Software development is expensive. It takes time, requires various & uncommon skills and on top of that - the developers' salaries are among the highest ones in the company. It's also affected by hard-to-grasp, unfavorable factors like technical debt that tend only to accumulate over time. No wonder that managers and executives of all sorts are looking for every feasible way to increase time developers spend on "pure" feature development (in their opinion - equivalent to raw value creation).
In fact, I'm sort of vouching for the same - I praise high Development Agility (DA), advocate for "freeing the man-days" first (to build up the capacity to make a difference), etc.
But real life isn't white and black. When you're freeing developers' capacity, you can also do it the right and the wrong way. And the latter can have truly catastrophic consequences. Would you mind an example?
What are the most tempting (& obvious?) options when it comes to "freeing" developers' time? To identify all the activities they do, that can be in fact delegated to someone else (less qualified, less paid, more disposable, easier to hire, etc.) - for example:
- quality? someone else can test this stuff ...
- support? let's build a few layers of support to filter stuff out before it reaches the devs ...
- speaking to business people? analysts!
- everyday operations? IT ops!
- giving feedback? non-tekky team leads!
- organizing/planning work? project managers!
Where/how does this madness end? With a development team in a center of a nebula of satellite roles & positions, among all the tangled communications paths, crossing priorities, an unmanageable web of disjoint knowledge silos ... A development team that is entirely devoid of any natural feedback loop - they don't experience any consequences of their own decisions - all the other specialties do that instead!
This approach, even if it looked smart at the very first glance, is against all the modern practices that have proven themselves very effective recently. Literally I mean: true Agility (no proxies), DevOps/DevSecOps and "you build it = you run it". Stripping development teams of any duties that are not a pure new feature development is nothing else but ditching all the painfully acquired teachings the whole industry has worked out in the last 15 years.
I honestly believe that the exactly opposite way is the one to go:
- if it hurts, do it more often (so you have an incentive to automate)
- always be the first one to drink beer that you brewed yourself (the shortest possible feedback loop)
- own the product end-to-end
- acknowledge the fact that each product also has an essential set of non-functional qualities: performance, operability, maintainability, robustness, ..., etc. - you should OWN them as well
- it's far better to own a smaller product, than to own it end-to-end than to spread yourself too thin over something you don't really control (& hope that someone else can do it for you)

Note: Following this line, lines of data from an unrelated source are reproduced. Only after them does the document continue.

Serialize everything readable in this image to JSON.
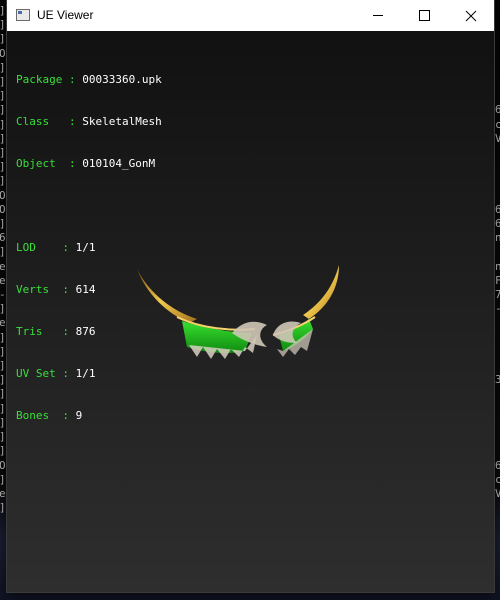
{
  "window": {
    "title": "UE Viewer",
    "buttons": [
      "minimize",
      "maximize",
      "close"
    ]
  },
  "info": {
    "package": {
      "key": "Package",
      "value": "00033360.upk"
    },
    "class": {
      "key": "Class",
      "value": "SkeletalMesh"
    },
    "object": {
      "key": "Object",
      "value": "010104_GonM"
    },
    "lod": {
      "key": "LOD",
      "value": "1/1"
    },
    "verts": {
      "key": "Verts",
      "value": "614"
    },
    "tris": {
      "key": "Tris",
      "value": "876"
    },
    "uvset": {
      "key": "UV Set",
      "value": "1/1"
    },
    "bones": {
      "key": "Bones",
      "value": "9"
    }
  },
  "background": {
    "left_column": [
      "]",
      "]",
      "]",
      "O",
      "]",
      "]",
      "]",
      "]",
      "]",
      "]",
      "]",
      "]",
      "]",
      "O",
      "O",
      "]",
      "6",
      "]",
      "e",
      "e",
      "-",
      "]",
      "e",
      "]",
      "]",
      "]",
      "]",
      "]",
      "]",
      "]",
      "]",
      "]",
      "O",
      "]",
      "e",
      "]"
    ],
    "right_column": [
      "",
      "",
      "",
      "",
      "",
      "",
      "",
      "6",
      "c",
      "V",
      "",
      "",
      "",
      "",
      "6",
      "6",
      "n",
      "",
      "n",
      "F",
      "7",
      "-",
      "",
      "",
      "",
      "",
      "3",
      "",
      "",
      "",
      "",
      "",
      "6",
      "c",
      "V"
    ]
  },
  "colors": {
    "label": "#3adf3a",
    "value": "#ffffff",
    "viewport_top": "#111111",
    "viewport_bottom": "#2e2e2e",
    "mesh_green": "#22c81e",
    "mesh_gold": "#c9a227"
  }
}
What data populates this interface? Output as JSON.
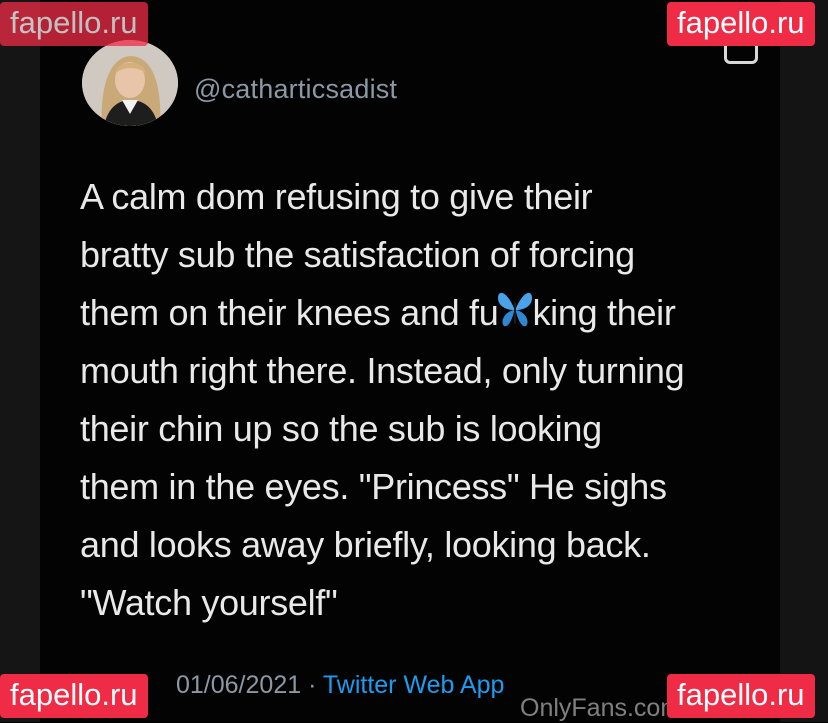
{
  "tweet": {
    "handle": "@catharticsadist",
    "lines": [
      "A calm dom refusing to give their",
      "bratty sub the satisfaction of forcing",
      "them on their knees and ",
      "mouth right there. Instead, only turning",
      "their chin up so the sub is looking",
      "them in the eyes. \"Princess\" He sighs",
      "and looks away briefly, looking back.",
      "\"Watch yourself\""
    ],
    "line3_pre": "fu",
    "line3_post": "king their",
    "emoji": "butterfly-emoji",
    "date": "01/06/2021 · ",
    "source": "Twitter Web App"
  },
  "watermarks": {
    "fapello": "fapello.ru",
    "onlyfans": "OnlyFans.com/"
  },
  "colors": {
    "background": "#030303",
    "text": "#e9e9e9",
    "muted": "#8b98a5",
    "link": "#1d9bf0",
    "watermark": "#f02b46",
    "butterfly": "#4aa3e8"
  }
}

But what if your company has optimized the recruitment (& culture) for narrow specialization for several years? What if your developers don't want to / don't know how to test / document / plan work / etc.? I am sorry, but there are no shortcuts here - if you don't want to succumb into madness I've described above, you need to shake the foundations here.
Start with some "fresh blood" to ignite the cultural change - by looking for true "software engineers", not just "programmers". The people who won't mind dealing with all the various aspects of product creation, not just the code-work & commit. Nothing triggers the imagination of observers as much as a working example.